Even the rate of testing has been sluggish all across the country inspite of the directive by GOI to speed up testing, tracing and treating coronavirus infected people.
The government’s data of coronavirus testing has been questioned by even the Gujarat High Court, which has taken up a PIL suo moto. The HC has reprimanded government for fudging the numbers with a stern warning to come out with factual figures.
The home state of Narendra Modi and Amit Shah paints a stark or rather grim picture regarding testing. Even the staff of the primary health centres in Gujarat have urged the state government to supply more number of testing kits as they are unable to test more than 10 persons on a day.
Similar complaints have also been reported from states like Uttar Pradesh, Haryana, Bihar and Odisha. Important point to note here is that like Gujarat, three of these states have BJP in the ruling regime in state governments.
As the number of Covid19 infections and deaths have been spiralling as a result of the second wave of the pandemic, both government and private hospitals are witnessing a deluge of patients.
In places like Delhi, and in cities of UP & Gujarat, there has been an acute shortage of beds in hospitals. Every day, across day and night, long lines of ambulances carrying patients are seen outside hospitals, even as it is taking the ambulance service as long as ten to 12 hours to respond to an emergency call. Amid a fear of censure by the government, the social media platforms are flooded with SOS posts from friends and relatives of corona patients seeking admission in hospitals and oxygen for persons in critical conditions gasping for breath. Even hospitals are not being spared for reporting the shortage of Oxygen or reporting of Covid-deaths, especially in UP. But, higher courts have stepped in to protect especially the citizens from censure by the government in asking for helping. The higher courts have recently provided a lot of pressure on the government to provide Oxygen and help the citizens in the Covid19 situation.

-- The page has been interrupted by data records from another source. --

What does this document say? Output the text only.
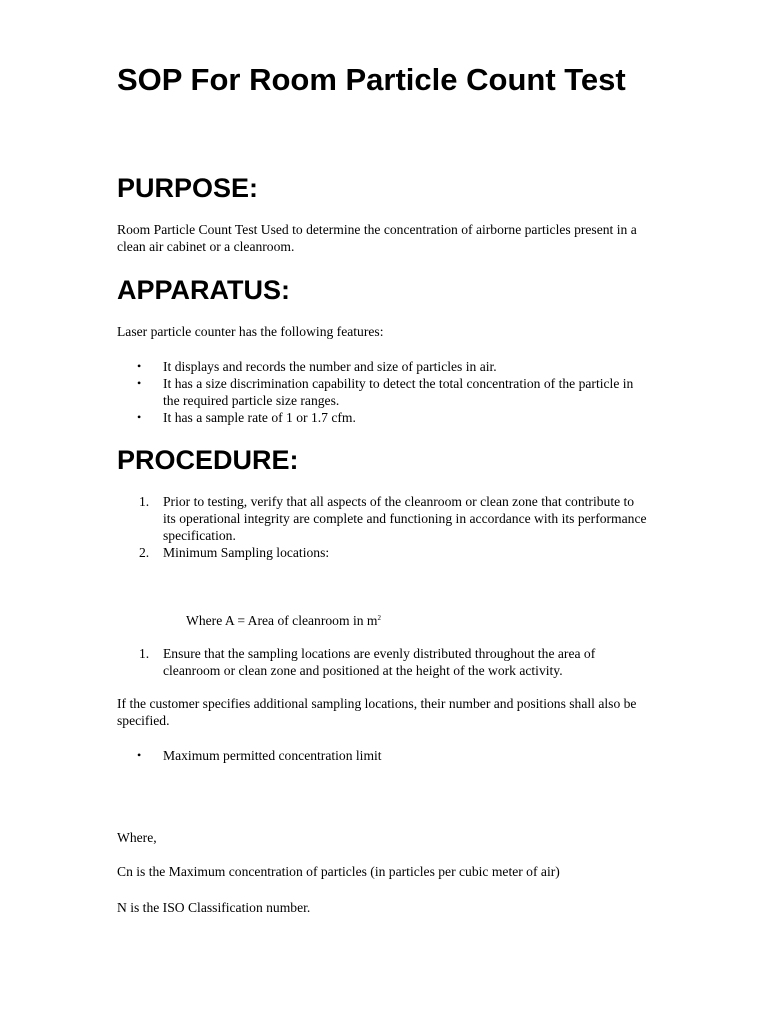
SOP For Room Particle Count Test
PURPOSE:

Room Particle Count Test Used to determine the concentration of airborne particles present in a clean air cabinet or a cleanroom.

APPARATUS:

Laser particle counter has the following features:

• It displays and records the number and size of particles in air.
• It has a size discrimination capability to detect the total concentration of the particle in the required particle size ranges.
• It has a sample rate of 1 or 1.7 cfm.
PROCEDURE:
1. Prior to testing, verify that all aspects of the cleanroom or clean zone that contribute to its operational integrity are complete and functioning in accordance with its performance specification.
2. Minimum Sampling locations:

Where A = Area of cleanroom in $m^2$

1. Ensure that the sampling locations are evenly distributed throughout the area of cleanroom or clean zone and positioned at the height of the work activity.

If the customer specifies additional sampling locations, their number and positions shall also be specified.

• Maximum permitted concentration limit

Where,

Cn is the Maximum concentration of particles (in particles per cubic meter of air)

N is the ISO Classification number.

While the public health care system across Delhi, UP and Gujarat appears to have crumbled in the second wave of Covid19, good Samaritan individuals and philanthropic social organizations are offering medical grade Oxygen to the critically ill patients.
In such a situation, the data gap between actual and reported figures (especially of the Covid-deaths) point to the intension of the GOI in hiding the actual picture of the healthcare, and the Covid-deaths.